Selling Sports Equipment
When teenage slackers want to get hooked up with the “dopest” gear, they have quite a selection of catalogs from which to choose.
One newcomer is attracting attention. Monsterskate.com is created with flippant copy, detailed product specifications and hundreds of branded skating products. The mission of Monsterskate.com is to produce stellar Web site editorial, photography and entertainment that is leveraged to create a direct mail piece that has long shelf life and the ability to sell.
Monsterskate is the sister publication of Swell.com and Crossrocket.com, which serve surfing and snowboarding customers, respectively.
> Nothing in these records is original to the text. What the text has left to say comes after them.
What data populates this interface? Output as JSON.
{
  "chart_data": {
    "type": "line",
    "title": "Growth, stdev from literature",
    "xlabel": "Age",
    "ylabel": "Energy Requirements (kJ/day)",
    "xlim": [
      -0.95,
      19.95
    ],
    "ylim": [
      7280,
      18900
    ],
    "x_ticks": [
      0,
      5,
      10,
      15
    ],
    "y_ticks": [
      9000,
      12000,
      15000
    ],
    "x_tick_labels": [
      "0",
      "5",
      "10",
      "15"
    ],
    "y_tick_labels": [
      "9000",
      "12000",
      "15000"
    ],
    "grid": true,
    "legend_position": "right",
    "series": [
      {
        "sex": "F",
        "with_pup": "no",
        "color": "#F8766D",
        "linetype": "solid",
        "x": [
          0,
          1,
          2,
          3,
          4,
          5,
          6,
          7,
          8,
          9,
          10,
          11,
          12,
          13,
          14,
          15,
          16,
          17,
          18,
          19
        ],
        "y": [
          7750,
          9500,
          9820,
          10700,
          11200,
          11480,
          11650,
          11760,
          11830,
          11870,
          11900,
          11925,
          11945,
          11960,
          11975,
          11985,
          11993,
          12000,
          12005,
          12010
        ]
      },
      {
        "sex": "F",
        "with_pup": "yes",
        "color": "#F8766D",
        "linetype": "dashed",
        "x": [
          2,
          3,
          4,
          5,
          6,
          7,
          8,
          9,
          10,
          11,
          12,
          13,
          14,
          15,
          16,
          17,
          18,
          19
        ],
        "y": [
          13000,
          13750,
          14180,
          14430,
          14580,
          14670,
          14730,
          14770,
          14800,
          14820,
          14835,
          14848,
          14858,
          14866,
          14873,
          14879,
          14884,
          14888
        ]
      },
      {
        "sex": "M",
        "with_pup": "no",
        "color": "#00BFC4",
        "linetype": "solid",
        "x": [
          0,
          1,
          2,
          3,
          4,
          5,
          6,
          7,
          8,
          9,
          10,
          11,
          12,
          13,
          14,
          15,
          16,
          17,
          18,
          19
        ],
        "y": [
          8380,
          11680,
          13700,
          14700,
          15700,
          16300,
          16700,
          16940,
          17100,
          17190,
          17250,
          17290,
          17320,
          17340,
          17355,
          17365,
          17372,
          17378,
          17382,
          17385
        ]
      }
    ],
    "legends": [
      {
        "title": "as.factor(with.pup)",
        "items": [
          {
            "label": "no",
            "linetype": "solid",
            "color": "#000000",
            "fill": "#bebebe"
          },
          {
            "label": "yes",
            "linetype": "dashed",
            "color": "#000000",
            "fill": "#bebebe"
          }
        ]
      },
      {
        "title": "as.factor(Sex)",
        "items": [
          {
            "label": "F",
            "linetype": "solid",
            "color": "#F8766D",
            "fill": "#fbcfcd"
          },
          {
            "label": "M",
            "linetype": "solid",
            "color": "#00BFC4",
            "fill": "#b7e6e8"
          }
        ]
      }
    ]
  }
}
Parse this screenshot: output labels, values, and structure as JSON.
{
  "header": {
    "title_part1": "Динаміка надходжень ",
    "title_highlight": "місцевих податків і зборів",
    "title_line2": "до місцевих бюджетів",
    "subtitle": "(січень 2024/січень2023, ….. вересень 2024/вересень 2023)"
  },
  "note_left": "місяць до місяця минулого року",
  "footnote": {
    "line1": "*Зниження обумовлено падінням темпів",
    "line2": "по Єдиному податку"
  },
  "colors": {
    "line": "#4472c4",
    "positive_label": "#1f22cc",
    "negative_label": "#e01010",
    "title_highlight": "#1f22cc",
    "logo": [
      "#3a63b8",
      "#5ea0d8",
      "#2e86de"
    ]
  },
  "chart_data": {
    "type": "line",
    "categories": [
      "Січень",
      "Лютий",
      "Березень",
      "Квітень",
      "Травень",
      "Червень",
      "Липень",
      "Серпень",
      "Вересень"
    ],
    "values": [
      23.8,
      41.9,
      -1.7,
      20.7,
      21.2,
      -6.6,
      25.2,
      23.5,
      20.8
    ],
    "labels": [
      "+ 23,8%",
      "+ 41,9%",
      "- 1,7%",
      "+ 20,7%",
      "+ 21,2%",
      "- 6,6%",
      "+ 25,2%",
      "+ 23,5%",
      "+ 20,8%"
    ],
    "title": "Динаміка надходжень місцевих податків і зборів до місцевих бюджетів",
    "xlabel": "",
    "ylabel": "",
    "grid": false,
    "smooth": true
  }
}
Swell.com is the company’s flagship publication.
“Swell.com started in January 2000 as an Internet e-zine, but commerce has always been a part of the equation and revenue structure,” says Catalog Manager Kevin Donley. “Basically, the premise is to take the wealth of knowledge that we have in terms of media and parlay it into an Internet commerce component and print catalog.”
While skateboarding’s median age is 16, its customer base ranges from 11 to 40. And the market is vast: An estimated 8 million skaters live in the United States and about 16 million worldwide.
Skateboarders are a fashion-conscious, technically demanding, brand-oriented, impressionable bunch. Their brand-driven buying is largely a function of the skateboarding industry. Typical of most action sports, athletes are sponsored by equipment manufacturers, and fans want to emulate the pros. According to Forrester Research, heavily branded, high-style products, such as action sports apparel, are among the most Web-friendly merchandise categories. Online apparel sales are predicted to grow to $22.5 billion by 2004.
Monsterskate launched its Web site in early 2000 and put out its first catalog near the end of that year. At only 50 pages in a 4˝x8˝ format, the catalog is a mere shadow of the Monsterskate.com Web site in offerings and mission.